Es dauerte nämlich nicht sehr lange, bis man es, oder besser, bis ich es im Wesen dieses scheinbar kerngesunden, allezeit heiteren jungen Mannes wetterleuchten sah. Es traten seltsame Äusserungen zutage, die auf geheimnisvolle Dinge hindeuteten, mit denen sein Dasein belastet schien. Dies berührte mich um so sonderbarer, als mein neuer Freund einen kraftstrotzenden, dabei aber auch wohlgenährten Eindruck machte, und auf seinem schönen, heiteren Gesicht nicht die allerkleinste Sorgenfalte erkennbar war. Sah man von der Einmaligkeit seiner Erscheinung ab, so fand man in ihm den wohlerzogenen, reichen Bürgersohn, der immer einen gedeckten Tisch, ein gutes Bett, eine warme Stube und alle und jede Bequemlichkeit des Daseins genossen, Mangel und Sorge nicht kennengelernt hatte.

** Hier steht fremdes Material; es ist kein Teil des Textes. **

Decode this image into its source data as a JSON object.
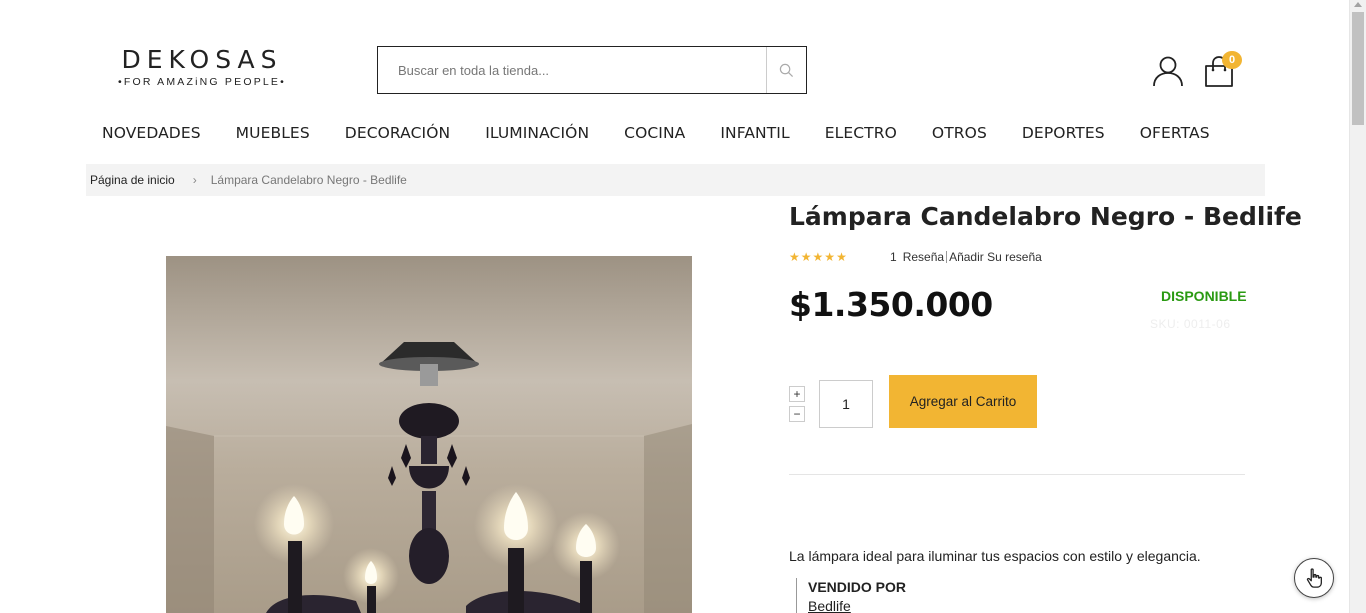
{
  "header": {
    "logo_main": "DEKOSAS",
    "logo_sub": "•FOR AMAZiNG PEOPLE•",
    "search_placeholder": "Buscar en toda la tienda...",
    "cart_count": "0"
  },
  "nav": {
    "items": [
      {
        "label": "NOVEDADES"
      },
      {
        "label": "MUEBLES"
      },
      {
        "label": "DECORACIÓN"
      },
      {
        "label": "ILUMINACIÓN"
      },
      {
        "label": "COCINA"
      },
      {
        "label": "INFANTIL"
      },
      {
        "label": "ELECTRO"
      },
      {
        "label": "OTROS"
      },
      {
        "label": "DEPORTES"
      },
      {
        "label": "OFERTAS"
      }
    ]
  },
  "breadcrumb": {
    "home": "Página de inicio",
    "separator": "›",
    "current": "Lámpara Candelabro Negro - Bedlife"
  },
  "product": {
    "title": "Lámpara Candelabro Negro - Bedlife",
    "rating_stars": 5,
    "review_count": "1",
    "review_label": "Reseña",
    "add_review_label": "Añadir Su reseña",
    "price": "$1.350.000",
    "stock_status": "DISPONIBLE",
    "sku_label": "SKU: 0011-06",
    "quantity": "1",
    "qty_plus": "+",
    "qty_minus": "−",
    "add_to_cart_label": "Agregar al Carrito",
    "description": "La lámpara ideal para iluminar tus espacios con estilo y elegancia.",
    "sold_by_label": "VENDIDO POR",
    "seller": "Bedlife"
  },
  "colors": {
    "accent": "#f2b533",
    "stock_green": "#2a9a12",
    "text": "#222222"
  }
}
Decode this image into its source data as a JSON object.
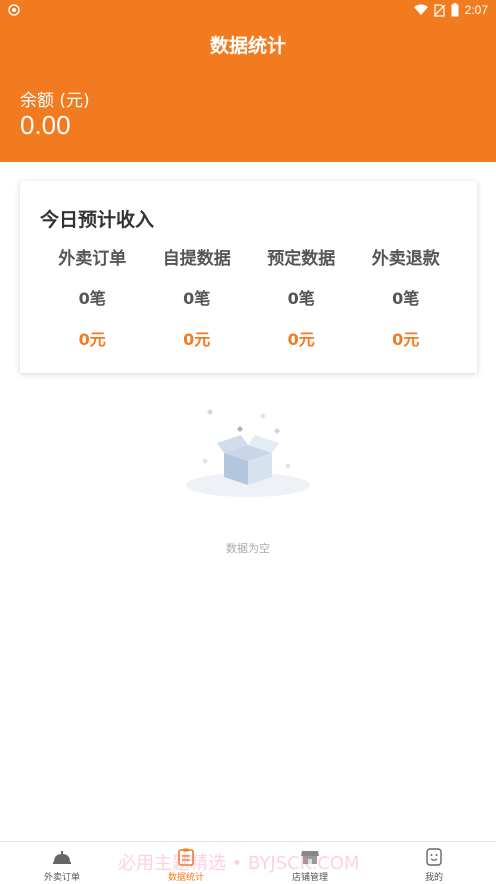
{
  "status_bar": {
    "time": "2:07"
  },
  "header": {
    "title": "数据统计",
    "balance_label": "余额 (元)",
    "balance_value": "0.00"
  },
  "income_card": {
    "title": "今日预计收入",
    "columns": [
      {
        "name": "外卖订单",
        "count": "0笔",
        "amount": "0元"
      },
      {
        "name": "自提数据",
        "count": "0笔",
        "amount": "0元"
      },
      {
        "name": "预定数据",
        "count": "0笔",
        "amount": "0元"
      },
      {
        "name": "外卖退款",
        "count": "0笔",
        "amount": "0元"
      }
    ]
  },
  "empty_state": {
    "text": "数据为空"
  },
  "tabbar": {
    "tabs": [
      {
        "label": "外卖订单",
        "icon": "cloche-icon"
      },
      {
        "label": "数据统计",
        "icon": "clipboard-icon",
        "active": true
      },
      {
        "label": "店铺管理",
        "icon": "store-icon"
      },
      {
        "label": "我的",
        "icon": "face-icon"
      }
    ]
  },
  "watermark": "必用主题精选 • BYJSCK.COM",
  "colors": {
    "accent": "#f27b1f"
  }
}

Die Enthüllungen des gelegentlichen Wetterleuchtens liessen jedoch einen inneren Kampfplatz und darauf ein keineswegs leichtes Kampfleben, natürlich nur flüchtig, sichtbar werden. Es handelte sich dabei um Streitigkeiten, die Kühnelle in sich selbst, mit sich selbst und gegen sich selbst auszutragen hatte. Rings um den jungen Menschen aber tauchten, hastig umrissen, Mitglieder einer Familie auf, die, durch unversöhnliche Gegensätze getrennt, unter einem schweren Verhängnis zu stehen schienen.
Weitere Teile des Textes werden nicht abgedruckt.